The series will be launched on Wednesday 8th November at 9.35pm on TV3, in the form of a documentary on the drama of the flight of civilians and soldiers in the wake of Franco's victory and the time they spent in concentration camps in France. This series, which will then continue to be broadcast on channel 33 on Tuesday at 10pm, was granted funds by the Presidential Department's Support Programme for Catalan Communities Abroad (CCA) and the Institutional Relations and Participation Department's Democratic Memorial Programme.
As pointed out by the director of CCRTV, Joan Majó, the director of TVC, Francesc Escribano, and the director of Exilis, Felip Solé, this was an ambitious project that came into being eighteen months ago and was backed from the outset by the Generalitat's Catalan Communities Abroad Area, which at the time came under the Foreign Cooperation Secretariat, although it now comes under the Catalan Agency for Development Cooperation. Right from the start, various Catalan Communities Abroad all over the world contributed with their first-hand accounts and experiences of their exile. For that reason, the series devotes a special acknowledgement to them at the end of each part.
The documentary features well-known Catalans, such as Cristian Aguadé, son of the mayor of Barcelona at the time, and whom the Minister of the Presidential Department, Joaquim Nadal, met in person when seeking first-hand accounts of exile in Chile. However, as the director tells us, the series also shows, "the anonymous exiles, those who were never to return. Some because they died and others because they did not have the means to return: a terrible moral and physical wrench that they managed to tell us about". What most struck him, he says, was the fact that "what kept them going" was meeting up at Christmas and thinking that they would be back home in Catalonia once and for all the following year. But that day never came... in many cases, until the death of the dictator.

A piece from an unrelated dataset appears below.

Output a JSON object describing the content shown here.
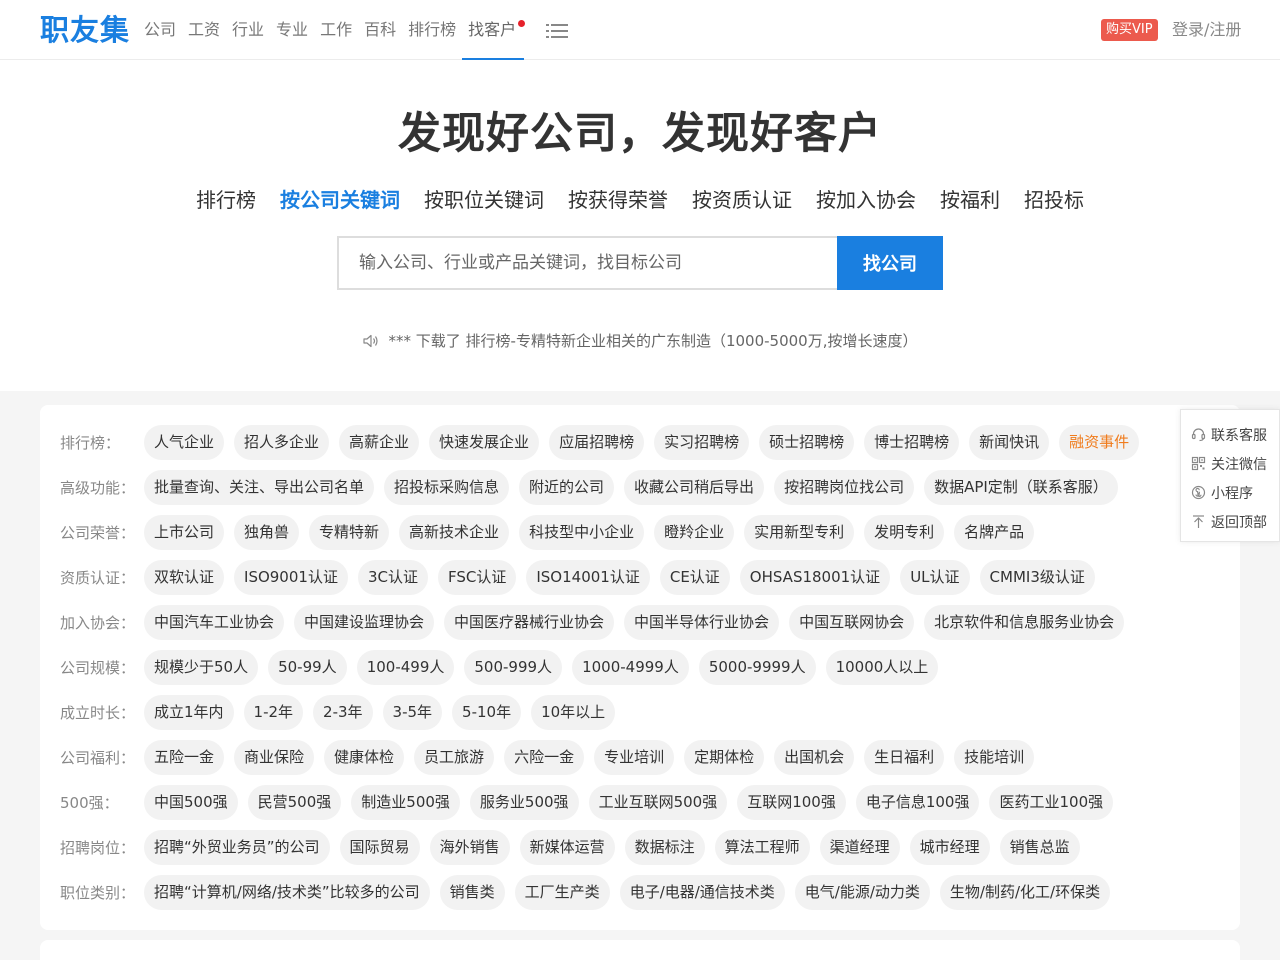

"We produce a portrait of a society following numerous paths over the seas, over borders... it is an episode about that little-known Catalonia that fought against international fascism, in a journey that, for many, has still not come to an end", Solé stresses.

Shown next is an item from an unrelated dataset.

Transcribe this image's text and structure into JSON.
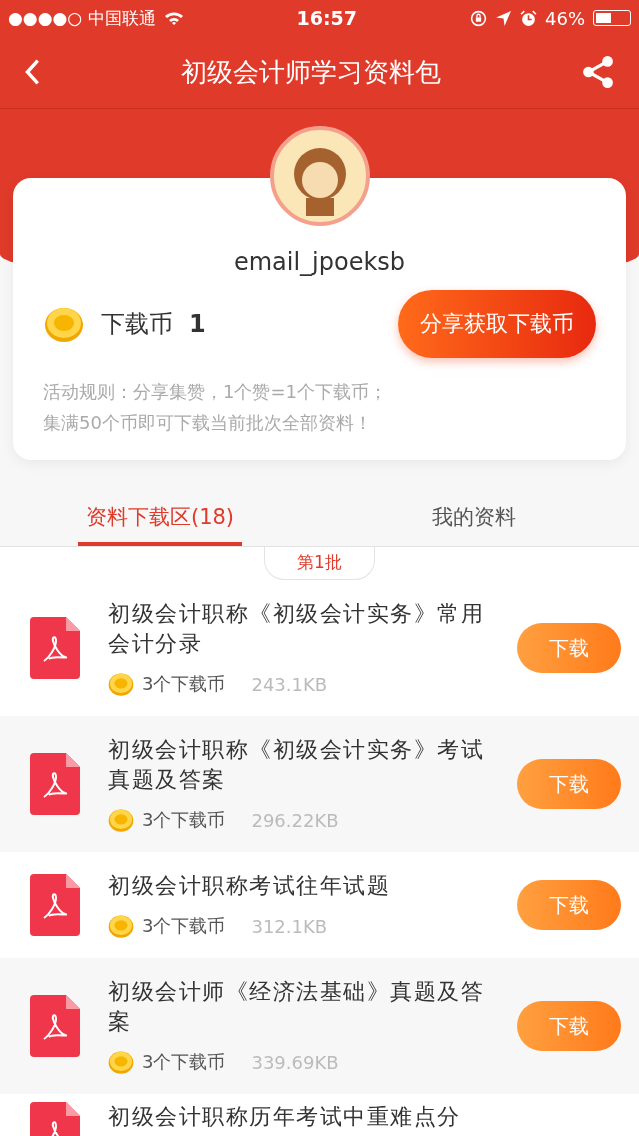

The Mexican Consulate was chosen for the presentation of Exilis, this having been the first port of call and the champion of thousands of Catalan exiles. The Consul in Barcelona, Jaime García, contributed a striking testimony: a clock that the Consulate staff hurriedly stored away on the day when diplomatic relations with the victorious Franco were broken off and when the Consulate was closed. In the ensuing chaos, the clock stopped at two o'clock in the afternoon and has remained the same until now, bearing silent witness to the long dark times that Exilis is reliving so that they may never more return.